Researchers: Bill O'Reilly calls someone a derogatory name every 6.8 seconds
Bill O'Reilly, the TV personality who presides over the "No Spin Zone," calls someone a derogatory name every 6.8 seconds during the editorials on his popular Fox News program, according to researchers at Indiana University.
"It's obvious he's very big into calling people names, and he's very big into glittering generalities," Mike Conway, a journalism professor, says in a press release. "He's not very subtle. He's going to call people names, or he's going to paint something in a positive way, often without any real evidence to support that viewpoint."
The researchers examined 115 episodes over a six-month period. They found that O'Reilly employed six of seven traditional propaganda devices, including "the selective use of facts and half-truths."

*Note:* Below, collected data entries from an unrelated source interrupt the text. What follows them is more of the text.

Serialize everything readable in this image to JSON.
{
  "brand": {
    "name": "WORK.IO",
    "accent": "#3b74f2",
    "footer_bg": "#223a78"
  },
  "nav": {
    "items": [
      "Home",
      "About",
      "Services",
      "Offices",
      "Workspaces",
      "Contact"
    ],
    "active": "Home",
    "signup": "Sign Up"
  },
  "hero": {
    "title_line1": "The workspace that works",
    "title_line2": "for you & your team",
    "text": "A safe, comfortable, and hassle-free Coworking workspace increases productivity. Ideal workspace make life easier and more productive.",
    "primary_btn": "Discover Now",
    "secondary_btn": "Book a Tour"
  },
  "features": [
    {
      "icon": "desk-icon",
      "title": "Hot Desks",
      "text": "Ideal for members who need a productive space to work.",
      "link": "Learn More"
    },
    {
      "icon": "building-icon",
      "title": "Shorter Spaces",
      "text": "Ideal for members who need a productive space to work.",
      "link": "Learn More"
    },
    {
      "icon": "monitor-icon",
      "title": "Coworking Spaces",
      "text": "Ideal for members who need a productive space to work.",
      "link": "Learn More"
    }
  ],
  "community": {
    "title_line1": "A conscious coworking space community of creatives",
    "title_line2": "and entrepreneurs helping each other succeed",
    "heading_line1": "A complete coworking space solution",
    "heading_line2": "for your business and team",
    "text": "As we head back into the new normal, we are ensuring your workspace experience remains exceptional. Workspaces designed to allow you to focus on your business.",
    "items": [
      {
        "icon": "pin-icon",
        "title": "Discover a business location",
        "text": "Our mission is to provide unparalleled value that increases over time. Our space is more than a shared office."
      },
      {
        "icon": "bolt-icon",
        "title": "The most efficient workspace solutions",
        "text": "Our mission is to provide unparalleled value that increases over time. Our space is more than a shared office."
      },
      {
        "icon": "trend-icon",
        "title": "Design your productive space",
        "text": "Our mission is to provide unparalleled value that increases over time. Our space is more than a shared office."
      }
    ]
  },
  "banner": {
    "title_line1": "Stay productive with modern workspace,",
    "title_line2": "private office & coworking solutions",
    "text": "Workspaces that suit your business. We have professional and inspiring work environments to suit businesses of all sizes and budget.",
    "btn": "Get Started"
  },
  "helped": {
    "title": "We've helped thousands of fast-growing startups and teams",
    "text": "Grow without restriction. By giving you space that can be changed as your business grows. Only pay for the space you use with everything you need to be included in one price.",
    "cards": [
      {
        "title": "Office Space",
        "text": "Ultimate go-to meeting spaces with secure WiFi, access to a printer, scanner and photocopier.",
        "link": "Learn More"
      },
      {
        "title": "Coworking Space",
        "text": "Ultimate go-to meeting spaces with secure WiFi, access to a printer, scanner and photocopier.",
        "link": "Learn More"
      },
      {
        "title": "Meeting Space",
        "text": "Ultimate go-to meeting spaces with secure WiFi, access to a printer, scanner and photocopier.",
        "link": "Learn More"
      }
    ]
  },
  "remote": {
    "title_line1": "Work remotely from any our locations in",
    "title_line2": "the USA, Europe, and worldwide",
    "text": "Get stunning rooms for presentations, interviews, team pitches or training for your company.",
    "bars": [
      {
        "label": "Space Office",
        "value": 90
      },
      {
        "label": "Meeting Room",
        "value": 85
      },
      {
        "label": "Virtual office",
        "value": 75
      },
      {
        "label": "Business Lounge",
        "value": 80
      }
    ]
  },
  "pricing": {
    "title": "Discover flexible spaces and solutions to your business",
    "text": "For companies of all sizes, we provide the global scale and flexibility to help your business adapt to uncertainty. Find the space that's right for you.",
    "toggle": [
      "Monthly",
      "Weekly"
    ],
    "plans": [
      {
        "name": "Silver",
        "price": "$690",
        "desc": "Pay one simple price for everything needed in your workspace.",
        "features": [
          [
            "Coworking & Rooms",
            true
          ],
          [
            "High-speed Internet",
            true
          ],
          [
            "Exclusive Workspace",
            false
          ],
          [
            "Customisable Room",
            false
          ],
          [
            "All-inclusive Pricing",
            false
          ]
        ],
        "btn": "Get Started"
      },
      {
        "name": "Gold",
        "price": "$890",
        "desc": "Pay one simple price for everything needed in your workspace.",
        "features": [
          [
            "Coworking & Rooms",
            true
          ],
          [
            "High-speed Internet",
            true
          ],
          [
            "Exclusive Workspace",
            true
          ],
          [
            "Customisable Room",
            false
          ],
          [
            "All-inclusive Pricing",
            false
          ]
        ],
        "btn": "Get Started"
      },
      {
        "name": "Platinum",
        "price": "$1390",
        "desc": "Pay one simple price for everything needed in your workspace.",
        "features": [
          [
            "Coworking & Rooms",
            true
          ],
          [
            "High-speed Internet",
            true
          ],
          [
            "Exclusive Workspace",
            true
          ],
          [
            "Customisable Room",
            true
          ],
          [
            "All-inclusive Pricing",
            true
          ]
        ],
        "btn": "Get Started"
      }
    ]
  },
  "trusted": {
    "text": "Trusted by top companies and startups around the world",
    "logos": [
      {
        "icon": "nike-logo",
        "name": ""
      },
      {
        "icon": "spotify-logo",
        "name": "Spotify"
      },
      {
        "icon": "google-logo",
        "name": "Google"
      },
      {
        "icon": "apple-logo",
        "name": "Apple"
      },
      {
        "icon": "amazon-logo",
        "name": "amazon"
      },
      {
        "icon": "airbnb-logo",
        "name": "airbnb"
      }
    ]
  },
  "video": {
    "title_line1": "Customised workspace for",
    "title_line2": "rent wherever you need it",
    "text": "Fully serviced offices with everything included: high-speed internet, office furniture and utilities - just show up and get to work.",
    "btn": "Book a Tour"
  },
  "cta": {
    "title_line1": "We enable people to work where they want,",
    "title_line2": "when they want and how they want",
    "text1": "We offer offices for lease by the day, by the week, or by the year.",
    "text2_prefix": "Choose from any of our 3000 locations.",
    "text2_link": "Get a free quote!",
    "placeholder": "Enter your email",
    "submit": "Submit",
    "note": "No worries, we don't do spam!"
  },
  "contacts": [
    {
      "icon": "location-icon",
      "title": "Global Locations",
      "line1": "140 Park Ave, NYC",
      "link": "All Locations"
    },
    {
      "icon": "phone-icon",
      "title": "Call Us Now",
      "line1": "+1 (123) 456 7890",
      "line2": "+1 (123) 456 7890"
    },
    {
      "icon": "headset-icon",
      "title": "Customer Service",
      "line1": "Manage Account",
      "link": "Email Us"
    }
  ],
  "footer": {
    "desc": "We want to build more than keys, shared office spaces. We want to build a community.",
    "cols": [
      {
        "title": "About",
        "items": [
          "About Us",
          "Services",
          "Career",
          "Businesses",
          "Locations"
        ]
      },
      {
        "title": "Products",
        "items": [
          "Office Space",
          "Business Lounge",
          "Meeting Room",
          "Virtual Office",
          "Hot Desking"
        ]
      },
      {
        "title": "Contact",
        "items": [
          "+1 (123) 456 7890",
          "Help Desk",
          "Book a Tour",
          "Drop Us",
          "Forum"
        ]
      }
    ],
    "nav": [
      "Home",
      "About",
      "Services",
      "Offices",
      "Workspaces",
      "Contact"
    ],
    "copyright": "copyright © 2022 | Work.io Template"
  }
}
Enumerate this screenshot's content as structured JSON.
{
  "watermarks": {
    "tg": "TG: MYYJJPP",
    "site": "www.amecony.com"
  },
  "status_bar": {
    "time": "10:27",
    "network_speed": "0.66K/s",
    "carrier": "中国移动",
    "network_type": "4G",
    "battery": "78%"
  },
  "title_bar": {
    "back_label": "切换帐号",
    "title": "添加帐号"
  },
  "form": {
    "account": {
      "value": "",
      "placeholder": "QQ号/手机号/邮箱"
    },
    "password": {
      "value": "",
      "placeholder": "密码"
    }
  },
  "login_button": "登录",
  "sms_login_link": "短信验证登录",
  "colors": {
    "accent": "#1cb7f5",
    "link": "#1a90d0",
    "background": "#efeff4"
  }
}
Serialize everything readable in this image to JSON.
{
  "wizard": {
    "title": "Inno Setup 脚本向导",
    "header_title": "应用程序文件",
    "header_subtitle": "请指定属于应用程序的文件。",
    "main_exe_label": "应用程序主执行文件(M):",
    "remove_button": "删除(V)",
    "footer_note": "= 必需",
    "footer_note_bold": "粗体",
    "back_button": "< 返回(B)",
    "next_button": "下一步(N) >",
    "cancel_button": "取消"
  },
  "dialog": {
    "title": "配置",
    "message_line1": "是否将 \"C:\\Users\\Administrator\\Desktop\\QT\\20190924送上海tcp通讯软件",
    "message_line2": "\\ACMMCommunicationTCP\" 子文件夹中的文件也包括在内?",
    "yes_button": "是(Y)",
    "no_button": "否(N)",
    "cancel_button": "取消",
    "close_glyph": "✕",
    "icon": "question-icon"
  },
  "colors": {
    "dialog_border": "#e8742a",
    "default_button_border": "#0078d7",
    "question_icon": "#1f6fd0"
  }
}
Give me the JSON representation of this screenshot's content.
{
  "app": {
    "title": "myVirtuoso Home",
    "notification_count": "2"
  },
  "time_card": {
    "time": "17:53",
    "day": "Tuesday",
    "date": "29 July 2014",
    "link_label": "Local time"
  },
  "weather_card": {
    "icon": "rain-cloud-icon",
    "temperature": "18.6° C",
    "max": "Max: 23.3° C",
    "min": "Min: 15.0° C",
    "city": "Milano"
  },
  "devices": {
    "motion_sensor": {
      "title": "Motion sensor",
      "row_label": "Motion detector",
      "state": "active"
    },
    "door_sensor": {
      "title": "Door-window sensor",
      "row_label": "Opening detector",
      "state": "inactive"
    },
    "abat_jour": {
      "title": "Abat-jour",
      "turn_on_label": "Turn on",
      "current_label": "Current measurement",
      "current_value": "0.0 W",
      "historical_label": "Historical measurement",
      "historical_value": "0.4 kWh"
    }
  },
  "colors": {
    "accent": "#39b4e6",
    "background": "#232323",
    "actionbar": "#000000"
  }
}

"This frequent emphasis on fear and social disorder -- coupled with his overriding lack of resolution to that fear -- not only puts O’Reilly at odds with traditional journalistic values, it also suggests a rhetorical strategy of playing on a primal human emotion to attract and maintain viewers," the researchers write in the conclusion of their journal article.
The researchers claim that O'Reilly is "heavier and less-nuanced user of the propaganda devices than [Father Charles] Coughlin," a war-era columnist and broadcaster remembered for his fascist tendencies and anti-Semitic sentiments.